Accueil > Fiscalité du patrimoine > Droits de mutation > Abattement handicap et succession : la répercussion de l'invalidité sur la pension de retraite comme critère d'éligibilité
Droits de mutation

Abattement handicap et succession : la répercussion de l'invalidité sur la pension de retraite comme critère d'éligibilité

Nouvelle décision sur les conditions d'application de l'abattement spécifique prévu par l'article 779-II du CGI en matière de droits de mutation à titre gratuit. Elle confirme une approche économique de la notion d'incapacité de travailler dans des « conditions normales de rentabilité », en particulier lorsque l'héritier est retraité au jour de l'ouverture de la succession. Le juge rappelle la nécessité d'analyser l'historique de carrière pour démontrer le lien de causalité entre l'infirmité passée et le niveau de la pension de retraite perçue au moment du décès.

 

Pour mémoire, l'article 779-II du CGI dispose que pour la perception des droits de mutation à titre gratuit, un abattement spécifique est appliqué sur la part de tout héritier, légataire ou donataire incapable de travailler dans des conditions normales de rentabilité, en raison d'une infirmité physique ou mentale, congénitale ou acquise.

 

Selon la doctrine administrative et la jurisprudence, si aucun pourcentage d'invalidité n'est fixé par la loi, le contribuable doit rapporter la double preuve de l'existence de l'infirmité au jour du fait générateur de l'impôt et de son incidence économique réelle, empêchant l'intéressé de se livrer à une activité professionnelle normale.

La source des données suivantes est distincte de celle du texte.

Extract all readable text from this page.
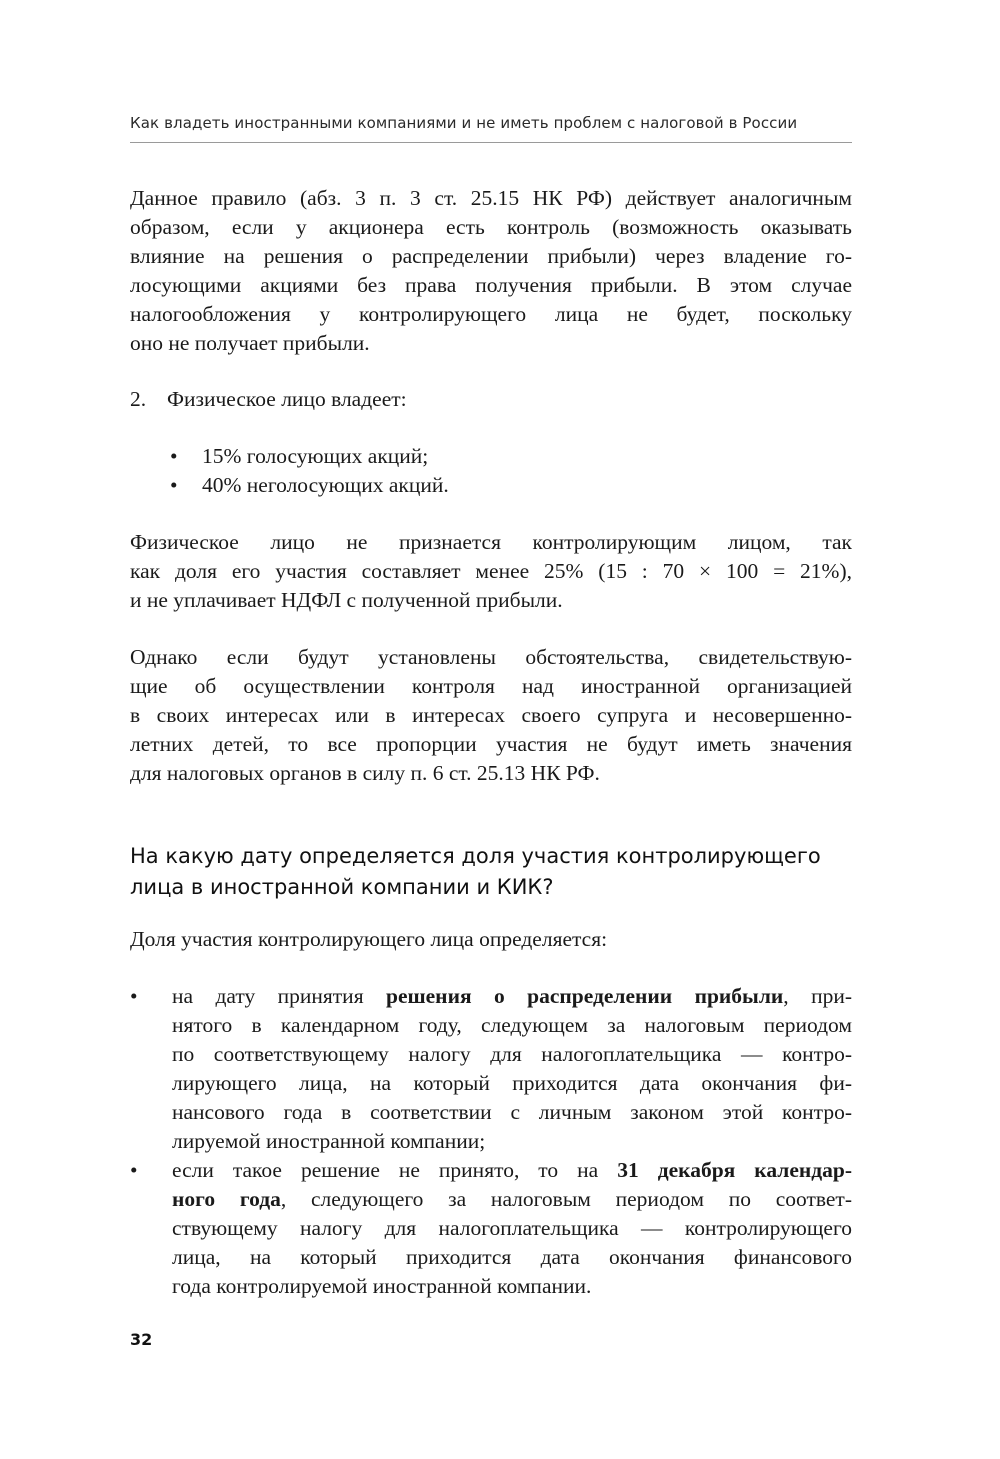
Как владеть иностранными компаниями и не иметь проблем с налоговой в России
Данное правило (абз. 3 п. 3 ст. 25.15 НК РФ) действует аналогичным
образом, если у акционера есть контроль (возможность оказывать
влияние на решения о распределении прибыли) через владение го-
лосующими акциями без права получения прибыли. В этом случае
налогообложения у контролирующего лица не будет, поскольку
оно не получает прибыли.
2. Физическое лицо владеет:
• 15% голосующих акций;
• 40% неголосующих акций.
Физическое лицо не признается контролирующим лицом, так
как доля его участия составляет менее 25% (15 : 70 × 100 = 21%),
и не уплачивает НДФЛ с полученной прибыли.
Однако если будут установлены обстоятельства, свидетельствую-
щие об осуществлении контроля над иностранной организацией
в своих интересах или в интересах своего супруга и несовершенно-
летних детей, то все пропорции участия не будут иметь значения
для налоговых органов в силу п. 6 ст. 25.13 НК РФ.
На какую дату определяется доля участия контролирующего
лица в иностранной компании и КИК?
Доля участия контролирующего лица определяется:
• на дату принятия решения о распределении прибыли, при-
нятого в календарном году, следующем за налоговым периодом
по соответствующему налогу для налогоплательщика — контро-
лирующего лица, на который приходится дата окончания фи-
нансового года в соответствии с личным законом этой контро-
лируемой иностранной компании;
• если такое решение не принято, то на 31 декабря календар-
ного года, следующего за налоговым периодом по соответ-
ствующему налогу для налогоплательщика — контролирующего
лица, на который приходится дата окончания финансового
года контролируемой иностранной компании.
32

L'application de cet abattement ne résulte pas de la seule prise en compte d'un handicap réel mais est également justifiée par des considérations économiques liées à l'incapacité des intéressés de travailler dans des conditions normales de rentabilité.

 

À cet égard, lorsque la qualité de travailleur handicapé est reconnue par la commission des droits et de l'autonomie des personnes handicapées, la circonstance pour une personne physique handicapée d'occuper un emploi aménagé, lui procurant de ce fait une rémunération modeste, n'est pas de nature à faire obstacle à l'application de l'abattement spécifique (RM Descoeur n° 33625, JO AN du 8 septembre 2009, p. 8536).

 

La difficulté apparait souvent lorsque l'héritier est déjà retraité au moment du décès de l'auteur de la transmission. L'administration fiscale a alors tendance à soutenir que l'infirmité n'a plus d'incidence économique directe, la pension de retraite étant perçue indépendamment de la capacité de travail actuelle. C'est sur ce terrain que s'est noué le litige soumis à la Cour d'appel d'Amiens.

 

Rappel des faits :

Monsieur LH est décédé le 19 février 2021, laissant pour héritier son fils, Monsieur IH Ce dernier a revendiqué le bénéfice de l'abattement 779 du CGI dans la déclaration de succession. L'administration fiscale a remis en cause cet avantage, notifiant un rappel de droits de succession de plus de 60 000 €. Elle soutient que l'héritier, retraité depuis 2013, ne remplissait pas les conditions requises au jour du décès.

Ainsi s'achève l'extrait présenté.